Why? Because they’re not red and white. That would be wrong. The acceptable parameters for red-and-white striped peppermint is Thanksgiving - Dec 25th; they are totems of the time, semiotic signals that trip a variety of culture-switches and memory templates. What fascinates me is that the Romans would have recognized it all. Put a Roman in Minneapolis in 2012, let him look around and check the temperature, see the boughs, the gifts, the festive mood, and he’d get it: Saturnalia. Imagine taking him to a classical-styled Basilica, such as we have in great glory in this fresh new land, and he’d probably understand why it wasn’t devoted to Iuppiter specifically. At least if he had any sense of his own history.

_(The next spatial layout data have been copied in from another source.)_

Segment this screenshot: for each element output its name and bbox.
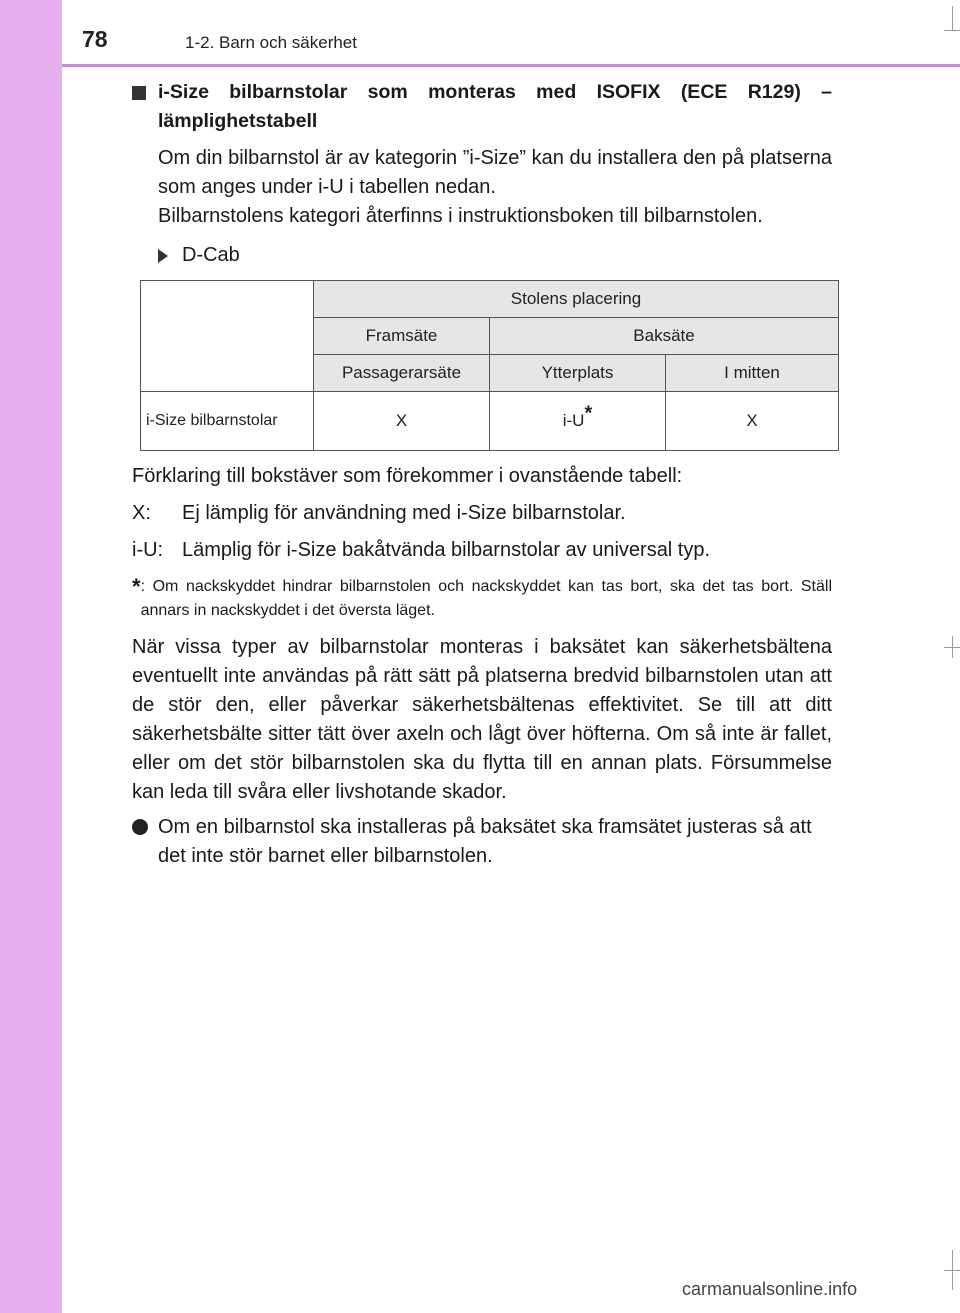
circle-bullet-icon bbox=[132, 819, 148, 835]
subheading-text: D-Cab bbox=[182, 244, 240, 266]
crop-mark bbox=[944, 647, 960, 648]
square-bullet-icon bbox=[132, 86, 146, 100]
header-passenger-seat: Passagerarsäte bbox=[314, 355, 490, 392]
header-rear-seat: Baksäte bbox=[490, 318, 839, 355]
explanation-section bbox=[132, 462, 832, 871]
row-label-isize: i-Size bilbarnstolar bbox=[141, 392, 314, 451]
header-seat-position: Stolens placering bbox=[314, 281, 839, 318]
triangle-bullet-icon bbox=[158, 249, 168, 263]
main-content bbox=[132, 78, 832, 270]
page-number: 78 bbox=[82, 26, 108, 52]
watermark: carmanualsonline.info bbox=[682, 1279, 858, 1299]
legend-item-iu bbox=[132, 536, 832, 565]
footnote-mark: * bbox=[584, 402, 593, 425]
bullet-text: Om en bilbarnstol ska installeras på baksätet ska framsätet justeras så att det inte stör barnet eller bilbarnstolen. bbox=[158, 816, 812, 867]
footnote-star: * bbox=[132, 574, 141, 599]
suitability-table bbox=[140, 280, 839, 451]
legend-code: X: bbox=[132, 502, 151, 524]
header-outer-seat: Ytterplats bbox=[490, 355, 666, 392]
cell-outer bbox=[490, 392, 666, 451]
footnote bbox=[132, 575, 832, 623]
legend-item-x bbox=[132, 499, 832, 528]
cell-outer-value: i-U bbox=[562, 411, 585, 430]
footnote-text: : Om nackskyddet hindrar bilbarnstolen och nackskyddet kan tas bort, ska det tas bort. Ställ annars in nackskyddet i det översta läget. bbox=[140, 578, 832, 619]
page-sidebar-tab bbox=[0, 0, 62, 1313]
intro-text-2: Bilbarnstolens kategori återfinns i instruktionsboken till bilbarnstolen. bbox=[158, 205, 763, 227]
section-heading-text: i-Size bilbarnstolar som monteras med ISOFIX (ECE R129) – lämplighetstabell bbox=[158, 81, 832, 132]
section-title: 1-2. Barn och säkerhet bbox=[185, 33, 357, 52]
legend-text: Lämplig för i-Size bakåtvända bilbarnstolar av universal typ. bbox=[182, 539, 711, 561]
legend-text: Ej lämplig för användning med i-Size bilbarnstolar. bbox=[182, 502, 626, 524]
bullet-item bbox=[132, 813, 832, 871]
header-front-seat: Framsäte bbox=[314, 318, 490, 355]
body-paragraph: När vissa typer av bilbarnstolar monteras i baksätet kan säkerhetsbältena eventuellt inte användas på rätt sätt på platserna bredvid bilbarnstolen utan att de stör den, eller påverkar säkerhetsbältenas effektivitet. Se till att ditt säkerhetsbälte sitter tätt över axeln och lågt över höfterna. Om så inte är fallet, eller om det stör bilbarnstolen ska du flytta till en annan plats. Försummelse kan leda till svåra eller livshotande skador. bbox=[132, 636, 832, 803]
crop-mark bbox=[944, 30, 960, 31]
section-heading bbox=[132, 78, 832, 136]
crop-mark bbox=[944, 1270, 960, 1271]
header-middle-seat: I mitten bbox=[666, 355, 839, 392]
legend-intro: Förklaring till bokstäver som förekommer i ovanstående tabell: bbox=[132, 465, 683, 487]
crop-mark bbox=[952, 6, 953, 30]
table-corner-cell bbox=[141, 281, 314, 392]
cell-middle: X bbox=[666, 392, 839, 451]
subheading bbox=[158, 241, 832, 270]
header-divider bbox=[62, 64, 960, 67]
intro-text-1: Om din bilbarnstol är av kategorin ”i-Size” kan du installera den på platserna som anges under i-U i tabellen nedan. bbox=[158, 147, 832, 198]
legend-code: i-U: bbox=[132, 539, 164, 561]
cell-passenger: X bbox=[314, 392, 490, 451]
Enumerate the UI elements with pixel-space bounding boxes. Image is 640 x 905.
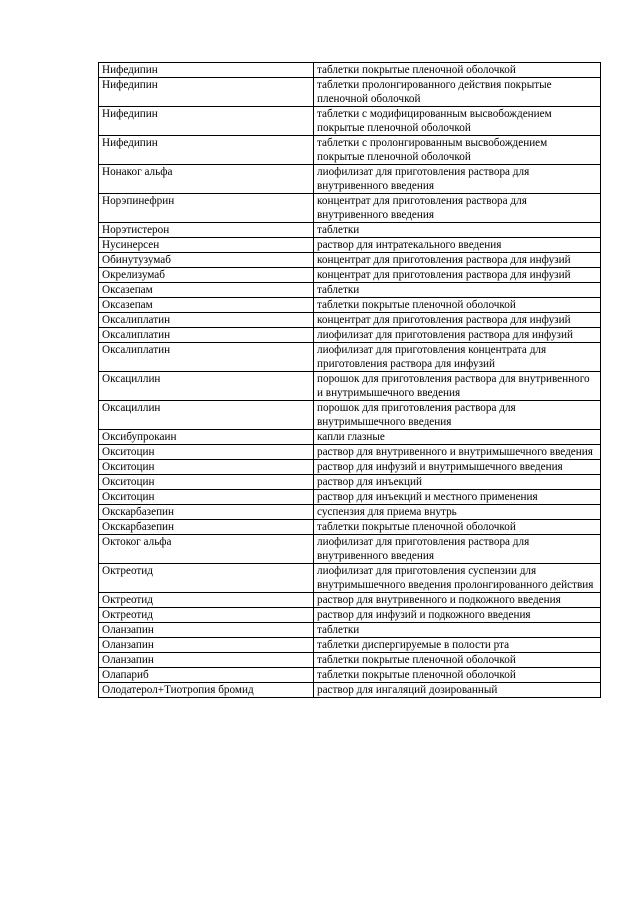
dosage-form-cell: суспензия для приема внутрь (314, 505, 601, 520)
table-row (99, 668, 601, 683)
dosage-form-cell: концентрат для приготовления раствора для внутривенного введения (314, 194, 601, 223)
table-row (99, 445, 601, 460)
table-row (99, 638, 601, 653)
drug-name-cell: Оксациллин (99, 372, 314, 401)
drug-name-cell: Октоког альфа (99, 535, 314, 564)
table-row (99, 223, 601, 238)
table-row (99, 107, 601, 136)
table-row (99, 490, 601, 505)
dosage-form-cell: таблетки диспергируемые в полости рта (314, 638, 601, 653)
dosage-form-cell: таблетки (314, 283, 601, 298)
drug-name-cell: Окскарбазепин (99, 505, 314, 520)
drug-name-cell: Норэтистерон (99, 223, 314, 238)
drug-name-cell: Оланзапин (99, 653, 314, 668)
dosage-form-cell: таблетки с пролонгированным высвобождением покрытые пленочной оболочкой (314, 136, 601, 165)
dosage-form-cell: лиофилизат для приготовления суспензии для внутримышечного введения пролонгированного действия (314, 564, 601, 593)
drug-name-cell: Окситоцин (99, 445, 314, 460)
table-row (99, 505, 601, 520)
drug-name-cell: Оксациллин (99, 401, 314, 430)
drug-name-cell: Оксазепам (99, 298, 314, 313)
drug-name-cell: Олапариб (99, 668, 314, 683)
dosage-form-cell: раствор для интратекального введения (314, 238, 601, 253)
table-row (99, 283, 601, 298)
table-row (99, 343, 601, 372)
drug-name-cell: Нонаког альфа (99, 165, 314, 194)
drug-name-cell: Окситоцин (99, 460, 314, 475)
dosage-form-cell: лиофилизат для приготовления раствора для инфузий (314, 328, 601, 343)
dosage-form-cell: таблетки пролонгированного действия покрытые пленочной оболочкой (314, 78, 601, 107)
drug-name-cell: Оланзапин (99, 623, 314, 638)
drug-name-cell: Оксалиплатин (99, 328, 314, 343)
table-row (99, 623, 601, 638)
table-row (99, 194, 601, 223)
dosage-form-cell: концентрат для приготовления раствора для инфузий (314, 253, 601, 268)
table-row (99, 63, 601, 78)
dosage-form-cell: раствор для инъекций и местного применения (314, 490, 601, 505)
drug-name-cell: Оксалиплатин (99, 343, 314, 372)
drug-name-cell: Оланзапин (99, 638, 314, 653)
table-row (99, 238, 601, 253)
drug-name-cell: Норэпинефрин (99, 194, 314, 223)
drug-name-cell: Окскарбазепин (99, 520, 314, 535)
dosage-form-cell: таблетки (314, 623, 601, 638)
table-row (99, 520, 601, 535)
drug-name-cell: Окситоцин (99, 475, 314, 490)
drug-name-cell: Оксазепам (99, 283, 314, 298)
table-row (99, 401, 601, 430)
dosage-form-cell: лиофилизат для приготовления раствора для внутривенного введения (314, 535, 601, 564)
dosage-form-cell: порошок для приготовления раствора для внутримышечного введения (314, 401, 601, 430)
dosage-form-cell: лиофилизат для приготовления концентрата для приготовления раствора для инфузий (314, 343, 601, 372)
table-row (99, 165, 601, 194)
dosage-form-cell: таблетки (314, 223, 601, 238)
table-row (99, 608, 601, 623)
dosage-form-cell: концентрат для приготовления раствора для инфузий (314, 313, 601, 328)
dosage-form-cell: таблетки покрытые пленочной оболочкой (314, 668, 601, 683)
dosage-form-cell: лиофилизат для приготовления раствора для внутривенного введения (314, 165, 601, 194)
table-row (99, 136, 601, 165)
table-row (99, 298, 601, 313)
dosage-form-cell: таблетки покрытые пленочной оболочкой (314, 520, 601, 535)
drug-name-cell: Октреотид (99, 593, 314, 608)
drug-table-body (99, 63, 601, 698)
table-row (99, 268, 601, 283)
dosage-form-cell: раствор для инфузий и подкожного введения (314, 608, 601, 623)
table-row (99, 430, 601, 445)
drug-name-cell: Октреотид (99, 608, 314, 623)
drug-name-cell: Окрелизумаб (99, 268, 314, 283)
table-row (99, 78, 601, 107)
dosage-form-cell: капли глазные (314, 430, 601, 445)
dosage-form-cell: таблетки покрытые пленочной оболочкой (314, 298, 601, 313)
dosage-form-cell: таблетки с модифицированным высвобождением покрытые пленочной оболочкой (314, 107, 601, 136)
drug-name-cell: Обинутузумаб (99, 253, 314, 268)
table-row (99, 535, 601, 564)
table-row (99, 564, 601, 593)
drug-name-cell: Нифедипин (99, 107, 314, 136)
table-row (99, 475, 601, 490)
table-row (99, 653, 601, 668)
dosage-form-cell: раствор для инъекций (314, 475, 601, 490)
dosage-form-cell: порошок для приготовления раствора для внутривенного и внутримышечного введения (314, 372, 601, 401)
drug-name-cell: Нусинерсен (99, 238, 314, 253)
table-row (99, 593, 601, 608)
drug-name-cell: Оксалиплатин (99, 313, 314, 328)
drug-table (98, 62, 601, 698)
table-row (99, 372, 601, 401)
dosage-form-cell: раствор для инфузий и внутримышечного введения (314, 460, 601, 475)
dosage-form-cell: таблетки покрытые пленочной оболочкой (314, 653, 601, 668)
table-row (99, 313, 601, 328)
drug-name-cell: Октреотид (99, 564, 314, 593)
table-row (99, 683, 601, 698)
table-row (99, 253, 601, 268)
dosage-form-cell: раствор для внутривенного и подкожного введения (314, 593, 601, 608)
dosage-form-cell: раствор для ингаляций дозированный (314, 683, 601, 698)
table-row (99, 328, 601, 343)
drug-name-cell: Олодатерол+Тиотропия бромид (99, 683, 314, 698)
dosage-form-cell: таблетки покрытые пленочной оболочкой (314, 63, 601, 78)
drug-name-cell: Нифедипин (99, 136, 314, 165)
drug-name-cell: Окситоцин (99, 490, 314, 505)
drug-name-cell: Оксибупрокаин (99, 430, 314, 445)
dosage-form-cell: раствор для внутривенного и внутримышечного введения (314, 445, 601, 460)
drug-name-cell: Нифедипин (99, 63, 314, 78)
drug-name-cell: Нифедипин (99, 78, 314, 107)
dosage-form-cell: концентрат для приготовления раствора для инфузий (314, 268, 601, 283)
table-row (99, 460, 601, 475)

I think the chances of someone from 2012 having a similar experience in 4012 are less, given the 20th century’s stalwart efforts at demolishing the common understanding of the human narrative and replacing it with the ever-new and self-reinventing notion of progress. For all I know they’ll worship a red and white striped stick and have a priest class that consists of barbers.

At Joe’sI also bought some microwave popcorn, which has been a grave disappointment, and confusing: 1:30 used to yield a full bag; now it produces a sack of burnt nodules. So I tried 1:10 and I get half a sack. I’m hoping 1:20 is the charm. But I just tried the Peppermint Macaroons I bought for an evening snack. Absolutely delicious.

Nothing could go wrong with the day. And nothing did.